As mentioned above, the OpenERP server is now a library exposing a WSGI entry point. It is also a kind of WSGI middleware as it can dispatch requests to other, registered entry points. This is indeed the way we have now embedded the web client in the server: the `openerp-web` project provides its own addons directory, which is put in the server's addons path. The server loads the web addons at startup because it is the default value in the new `server_wide_modules`[6] option (exposed on the command line as `--load`). When being loaded, the web addons registers itself as a WSGI entry point: the server serves XML-RPC and regular browser requests on the same port (8069 by default). Of course you can use the same principle for your own modules.
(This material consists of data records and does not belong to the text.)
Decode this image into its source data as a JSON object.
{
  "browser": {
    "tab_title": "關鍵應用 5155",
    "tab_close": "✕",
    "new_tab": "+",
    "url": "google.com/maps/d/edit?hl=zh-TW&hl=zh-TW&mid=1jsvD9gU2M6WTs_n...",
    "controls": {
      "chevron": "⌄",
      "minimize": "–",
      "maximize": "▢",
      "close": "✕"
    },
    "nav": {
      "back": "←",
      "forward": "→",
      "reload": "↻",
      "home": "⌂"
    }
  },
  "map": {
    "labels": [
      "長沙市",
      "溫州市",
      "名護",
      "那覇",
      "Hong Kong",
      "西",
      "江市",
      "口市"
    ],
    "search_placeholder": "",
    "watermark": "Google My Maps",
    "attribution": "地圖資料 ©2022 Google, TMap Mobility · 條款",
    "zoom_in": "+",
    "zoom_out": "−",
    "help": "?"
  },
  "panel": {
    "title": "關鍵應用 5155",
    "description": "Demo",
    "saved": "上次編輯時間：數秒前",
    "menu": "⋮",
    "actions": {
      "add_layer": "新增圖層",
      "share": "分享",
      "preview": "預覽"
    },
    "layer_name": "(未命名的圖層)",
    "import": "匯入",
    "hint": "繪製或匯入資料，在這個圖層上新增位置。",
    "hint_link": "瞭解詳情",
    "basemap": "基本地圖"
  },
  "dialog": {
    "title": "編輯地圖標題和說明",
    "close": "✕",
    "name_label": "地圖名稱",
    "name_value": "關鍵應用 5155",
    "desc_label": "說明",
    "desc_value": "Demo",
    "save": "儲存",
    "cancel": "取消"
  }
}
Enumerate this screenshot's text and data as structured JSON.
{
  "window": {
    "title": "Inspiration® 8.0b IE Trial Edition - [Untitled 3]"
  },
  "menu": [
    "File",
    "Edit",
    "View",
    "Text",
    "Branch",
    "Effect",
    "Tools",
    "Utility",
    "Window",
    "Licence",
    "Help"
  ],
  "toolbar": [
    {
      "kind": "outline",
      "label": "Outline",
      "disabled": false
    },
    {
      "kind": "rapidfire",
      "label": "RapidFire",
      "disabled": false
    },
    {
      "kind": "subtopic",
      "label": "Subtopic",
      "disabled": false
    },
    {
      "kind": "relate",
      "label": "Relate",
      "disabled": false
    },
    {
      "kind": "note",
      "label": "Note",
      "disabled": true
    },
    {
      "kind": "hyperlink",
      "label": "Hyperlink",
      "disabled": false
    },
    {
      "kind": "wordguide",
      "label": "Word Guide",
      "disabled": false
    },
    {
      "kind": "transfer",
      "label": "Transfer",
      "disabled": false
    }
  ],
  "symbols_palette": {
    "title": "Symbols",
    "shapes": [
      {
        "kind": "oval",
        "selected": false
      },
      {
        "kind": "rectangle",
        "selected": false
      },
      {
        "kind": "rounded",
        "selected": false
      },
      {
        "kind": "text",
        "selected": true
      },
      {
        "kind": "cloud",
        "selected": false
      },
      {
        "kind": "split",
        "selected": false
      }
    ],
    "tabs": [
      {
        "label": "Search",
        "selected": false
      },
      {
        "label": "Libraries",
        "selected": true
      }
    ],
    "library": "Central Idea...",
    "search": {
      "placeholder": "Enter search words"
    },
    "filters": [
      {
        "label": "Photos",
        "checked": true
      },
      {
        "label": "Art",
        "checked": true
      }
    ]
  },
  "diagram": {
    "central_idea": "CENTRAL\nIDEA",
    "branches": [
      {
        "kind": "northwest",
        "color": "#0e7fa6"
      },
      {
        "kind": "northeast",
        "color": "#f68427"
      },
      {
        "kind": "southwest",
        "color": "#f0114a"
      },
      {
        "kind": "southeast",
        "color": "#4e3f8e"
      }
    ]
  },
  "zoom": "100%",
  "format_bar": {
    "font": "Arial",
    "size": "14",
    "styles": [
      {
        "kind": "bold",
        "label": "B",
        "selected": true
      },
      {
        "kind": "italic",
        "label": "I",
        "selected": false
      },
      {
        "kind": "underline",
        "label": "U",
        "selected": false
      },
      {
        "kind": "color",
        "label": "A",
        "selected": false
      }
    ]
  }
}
Please note the web client is storing its sessions on disk. If you plan to deploy multiple web clients, embedded in the server or not, you have to make sure the sessions can be accessed by any of them.
Wrapping up
Embracing existing (and great) tools allow us to be leaner and meaner. This is true with WSGI and Gunicorn but we hope to continue in this direction. One important question is left unanswered: how many processes must Gunicorn spawn on a given machine to be as efficient as possible? We don't know yet the answer but we should have it quite soon: we are assembling benchmarks in the `openerp-command` repository.
[0] http://dabeaz.blogspot.com/2010/01/python-gil-visualized.html
[2] http://en.wikipedia.org/wiki/Web_Server_Gateway_Interface
[3] http://docs.python.org/library/multiprocessing.html
[4] http://werkzeug.pocoo.org/
[5] My use of the word 'speed-up' may not be completely appropriate: speed-up is normally used for parallel computation. In this post a 2x speed-up means you can run a second request with no impact on another one.
[6] Server-wide modules are not tied to a particular database. For instance, the web client can serve a page to create a new database; obviously the web client has to run even if a database is not yet loaded.